Beatriz Arantes est diplômée en psychologie organisationnelle et fonctionnelle. Cette trentenaire a rejoint les équipes de recherche du fabricant de bureaux Steelcase. Avec un designer et un ergonome, elle vient de se consacrer trois ans à un travail sur le bien-être au travail, et son influence sur les performances des salariés. Pour nous, elle revient sur les raisons qui vont pousser les entreprises à s’intéresser au bonheur de leurs employés et sur les moyens dont elles disposent pour l’améliorer.
L’Usine Nouvelle - Les entreprises sont-elles légitimes à s’intéresser au bien-être des salariés. Cela ne relève-t-il pas de la vie privée des personnes ?
Beatriz Arantes - Au contraire, je pense que les entreprises ont un rôle fondamental à jouer, car les salariés passent une part non négligeable de leur temps entre les murs de l’entreprise. Elles devraient au moins réfléchir à l’impact qu’ont sur la santé des personnes les conditions de travail, l’aménagement. Même si je ne crois pas qu’on puisse traiter différemment la santé ou les sentiments selon qu’on soit au travail ou chez soi. Les personnes sont un tout. Chacun vient travailler avec ses sentiments, ses émotions, et repart avec d’autres. Il faut donc considérer l’impact de l’environnement et des relations de travail sur la personne et sur son bien-être.
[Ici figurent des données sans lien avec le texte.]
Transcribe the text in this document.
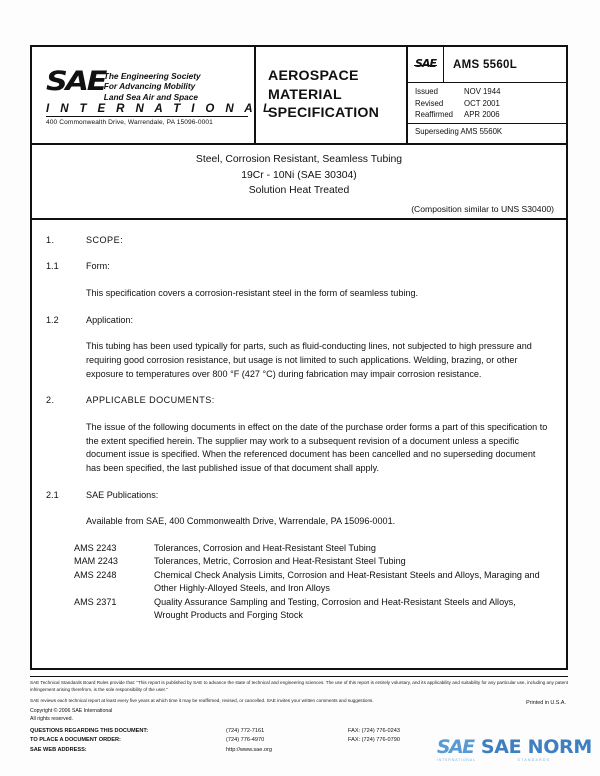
SAE
The Engineering Society
For Advancing Mobility
Land Sea Air and Space
I N T E R N A T I O N A L
400 Commonwealth Drive, Warrendale, PA 15096-0001
AEROSPACE
MATERIAL
SPECIFICATION
SAE	AMS 5560L
Issued	NOV 1944
Revised	OCT 2001
Reaffirmed	APR 2006
Superseding AMS 5560K
Steel, Corrosion Resistant, Seamless Tubing
19Cr - 10Ni (SAE 30304)
Solution Heat Treated
(Composition similar to UNS S30400)
1.	SCOPE:
1.1	Form:

This specification covers a corrosion-resistant steel in the form of seamless tubing.

1.2	Application:

This tubing has been used typically for parts, such as fluid-conducting lines, not subjected to high pressure and requiring good corrosion resistance, but usage is not limited to such applications. Welding, brazing, or other exposure to temperatures over 800 °F (427 °C) during fabrication may impair corrosion resistance.

2.	APPLICABLE DOCUMENTS:

The issue of the following documents in effect on the date of the purchase order forms a part of this specification to the extent specified herein. The supplier may work to a subsequent revision of a document unless a specific document issue is specified. When the referenced document has been cancelled and no superseding document has been specified, the last published issue of that document shall apply.

2.1	SAE Publications:

Available from SAE, 400 Commonwealth Drive, Warrendale, PA 15096-0001.

AMS 2243	Tolerances, Corrosion and Heat-Resistant Steel Tubing
MAM 2243	Tolerances, Metric, Corrosion and Heat-Resistant Steel Tubing
AMS 2248	Chemical Check Analysis Limits, Corrosion and Heat-Resistant Steels and Alloys, Maraging and Other Highly-Alloyed Steels, and Iron Alloys
AMS 2371	Quality Assurance Sampling and Testing, Corrosion and Heat-Resistant Steels and Alloys, Wrought Products and Forging Stock

SAE Technical Standards Board Rules provide that: "This report is published by SAE to advance the state of technical and engineering sciences. The use of this report is entirely voluntary, and its applicability and suitability for any particular use, including any patent infringement arising therefrom, is the sole responsibility of the user."

SAE reviews each technical report at least every five years at which time it may be reaffirmed, revised, or cancelled. SAE invites your written comments and suggestions.

Copyright © 2006 SAE International
All rights reserved.
Printed in U.S.A.
QUESTIONS REGARDING THIS DOCUMENT:	(724) 772-7161	FAX: (724) 776-0243
TO PLACE A DOCUMENT ORDER:	(724) 776-4970	FAX: (724) 776-0790
SAE WEB ADDRESS:	http://www.sae.org	SAE
INTERNATIONAL
SAE NORM
STANDARDS
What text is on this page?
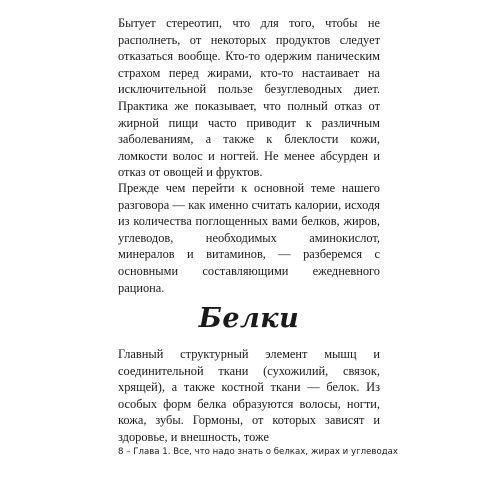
Бытует стереотип, что для того, чтобы не располнеть, от некоторых продуктов следует отказаться вообще. Кто-то одержим паническим страхом перед жирами, кто-то настаивает на исключительной пользе безуглеводных диет. Практика же показывает, что полный отказ от жирной пищи часто приводит к различным заболеваниям, а также к блеклости кожи, ломкости волос и ногтей. Не менее абсурден и отказ от овощей и фруктов.

Прежде чем перейти к основной теме нашего разговора — как именно считать калории, исходя из количества поглощенных вами белков, жиров, углеводов, необходимых аминокислот, минералов и витаминов, — разберемся с основными составляющими ежедневного рациона.

Белки

Главный структурный элемент мышц и соединительной ткани (сухожилий, связок, хрящей), а также костной ткани — белок. Из особых форм белка образуются волосы, ногти, кожа, зубы. Гормоны, от которых зависят и здоровье, и внешность, тоже

8 – Глава 1. Все, что надо знать о белках, жирах и углеводах
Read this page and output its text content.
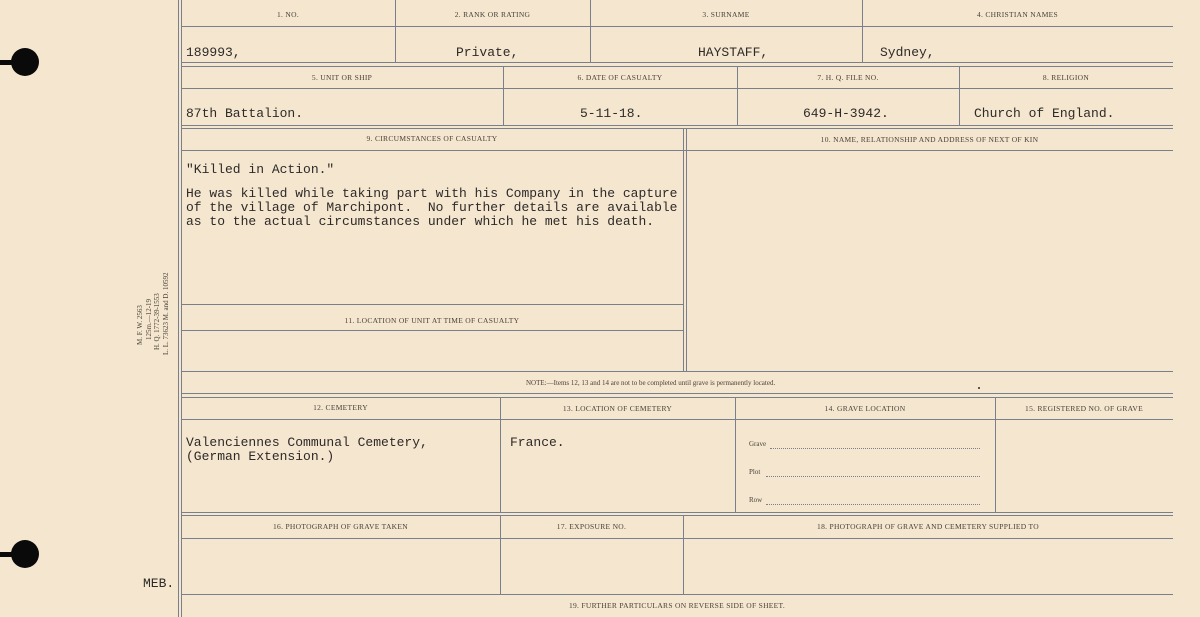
M. F. W. 2563 125m.—12-19 H. Q. 1772-39-1553 L. L. 73623 M. and D. 10592
MEB.
1. NO.	2. RANK OR RATING	3. SURNAME	4. CHRISTIAN NAMES
189993,	Private,	HAYSTAFF,	Sydney,
5. UNIT OR SHIP	6. DATE OF CASUALTY	7. H. Q. FILE NO.	8. RELIGION
87th Battalion.	5-11-18.	649-H-3942.	Church of England.
9. CIRCUMSTANCES OF CASUALTY	10. NAME, RELATIONSHIP AND ADDRESS OF NEXT OF KIN
"Killed in Action."
He was killed while taking part with his Company in the capture
of the village of Marchipont.  No further details are available
as to the actual circumstances under which he met his death.
11. LOCATION OF UNIT AT TIME OF CASUALTY
NOTE:—Items 12, 13 and 14 are not to be completed until grave is permanently located.
12. CEMETERY	13. LOCATION OF CEMETERY	14. GRAVE LOCATION	15. REGISTERED NO. OF GRAVE
Valenciennes Communal Cemetery,
(German Extension.)
France.	Grave
Plot
Row
16. PHOTOGRAPH OF GRAVE TAKEN	17. EXPOSURE NO.	18. PHOTOGRAPH OF GRAVE AND CEMETERY SUPPLIED TO
19. FURTHER PARTICULARS ON REVERSE SIDE OF SHEET.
Si on se place du point de vue de l’entreprise, ont-elles un intérêt à s’intéresser au bien être des individus ? Leur but n’est-il pas plutôt de mettre en place une organisation productive efficace et rentable ?
Je ne vais pas vous citer tous les chiffres que nous avons rassemblés dans l’étude. Mais elle a montré que les salariés qui avaient un "meilleur ami" sur leur lieu de travail ont sept fois plus de chances d’être impliqués au travail. Et des salariés plus impliqués sont des salariés plus performants. Autrement dit, pour avoir une organisation productive efficace, on ne peut pas ignorer la dimension affective et sociale des personnes. En outre, le bien-être crée de bonnes conditions pour stimuler la créativité des salariés, une valeur que promeuvent de plus en plus les entreprises.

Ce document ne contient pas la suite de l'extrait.